By investing in Israel, China is paying a huge compliment to Israel’s flourishing industry, science, technology, and economy, showing faith in Israel’s continued growth and, assuredly, in its continued existence. It is also true that China has become far less dependent on Iranian and Saudi oil, while buying gas from Russia in a 30-year agreement, giving it a freer hand with Middle East security issues. In early 2014, a public program at the Israel Institute of National Security Studies (INSS) debated the issue of China. The consensus was that Chinese investments should be encouraged and welcomed as long as they contribute to the growth of Israel’s economy. But participants were also mindful that in certain highly sensitive areas the Government of Israel should establish guidelines governing Chinese investments. The fact remains that the government of Israel has not yet crystallized its policy regarding Chinese investments. As China moves from production based industry to an IT industry, it provides Israeli companies with new opportunities.

The growth of economic ties still face a number of hurdles including distance, culture, habit, and an almost insurmountable language barrier requiring translators and middlemen. There is also the slow pace of approvals and finalizing contracts in China, the many regulations and guidelines governing business transactions in both countries, and the Israeli desire to achieve quick results versus the Chinese tendency to focus on long term planning and take time to reach decisions. Trust, patience and perseverance—traits Israel is not known for—are required in this process. There may be fears on both sides regarding economic stability and possible acts of violence and hostility as seen during “Operation Protective Edge” against Hamas in Gaza last summer. Israelis are aware that their Chinese counterparts seek not only the final product but also knowledge and understanding of production technology. There is also growing competition for the Chinese market.


Since the establishment of diplomatic relations between Israel and the People’s Republic of China over 20 years ago, it is evident that both countries understand and appreciate the mutually beneficial cooperation in many areas. The two have come to understand that relations are now of strategic importance.

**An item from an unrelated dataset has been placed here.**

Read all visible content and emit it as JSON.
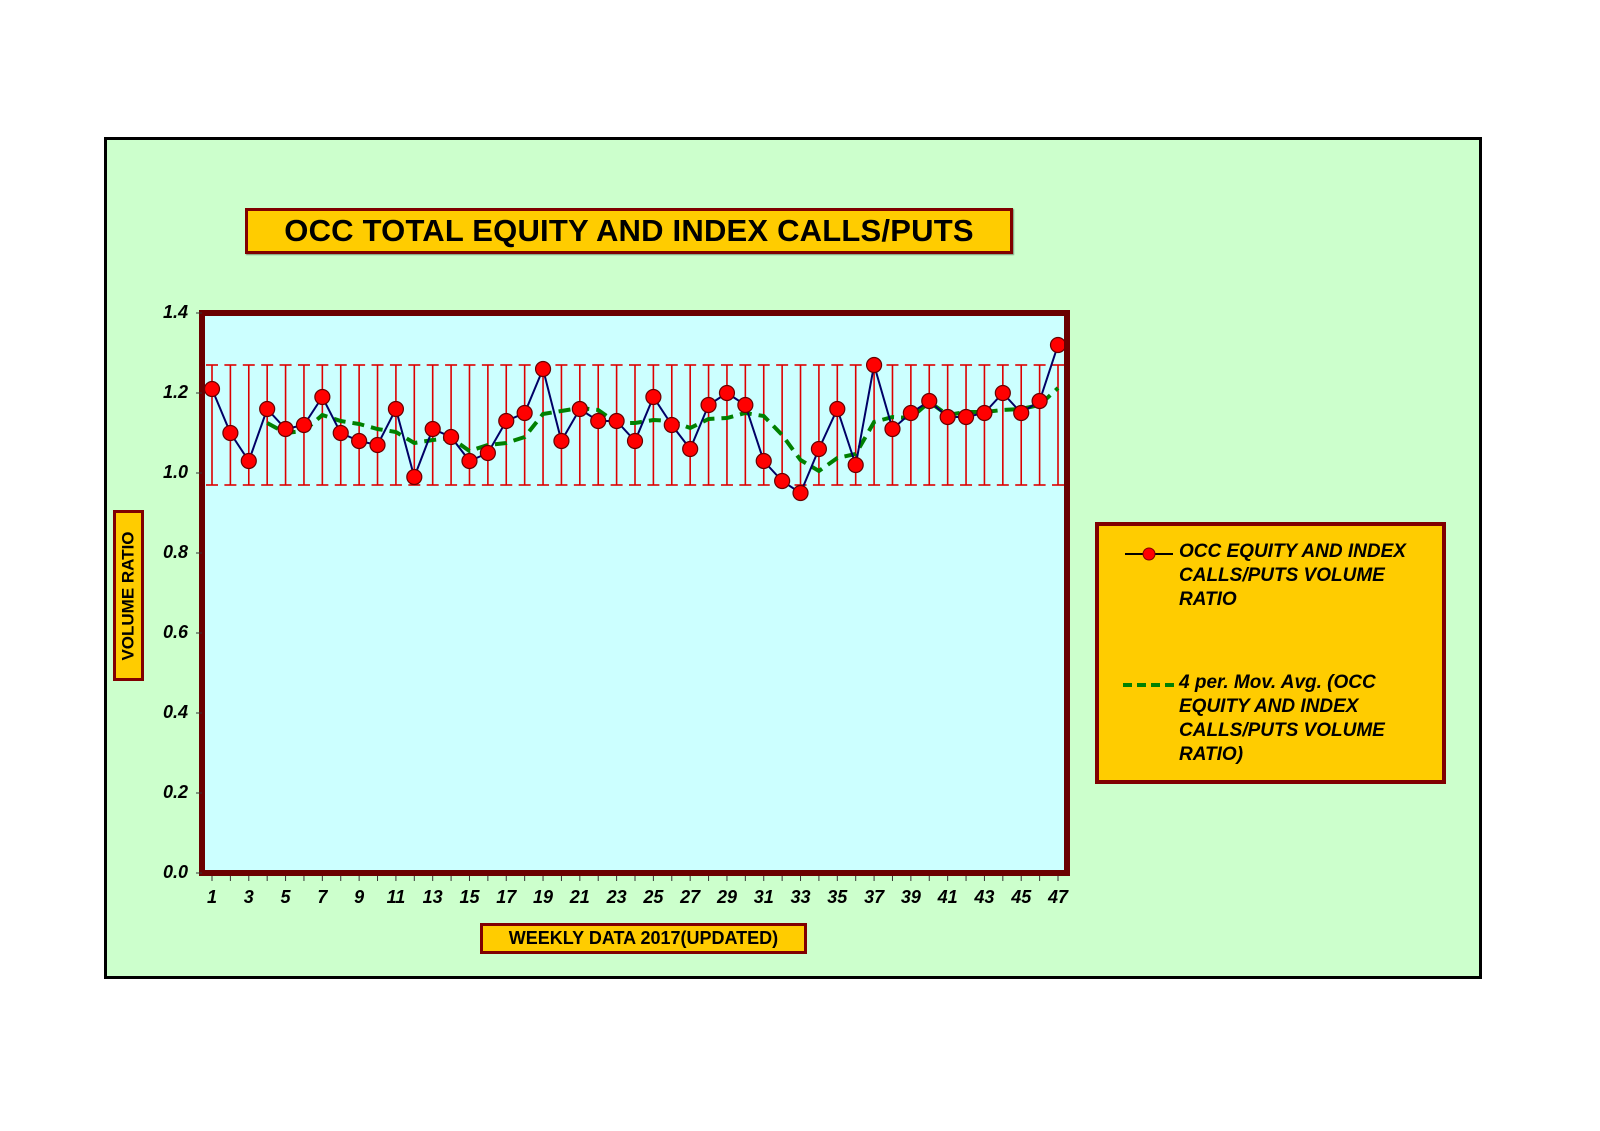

Despite some misgiving in Israel over the long term strategic implications of growing Chinese investments and the potential danger to U.S.-Israel relations, both wish to continue to enhance and expand their political and economic ties.

Meron Medzini received his Ph.D from Harvard in East Asia Languages and Civilization. For 16 years he was the Director of the Israel Government Press Office in Jerusalem and spokesman for three prime ministers. The author of six books and scores of articles, he is an Adjunct Associate Professor in the Department of Asian Studies at the Hebrew University of Jerusalem.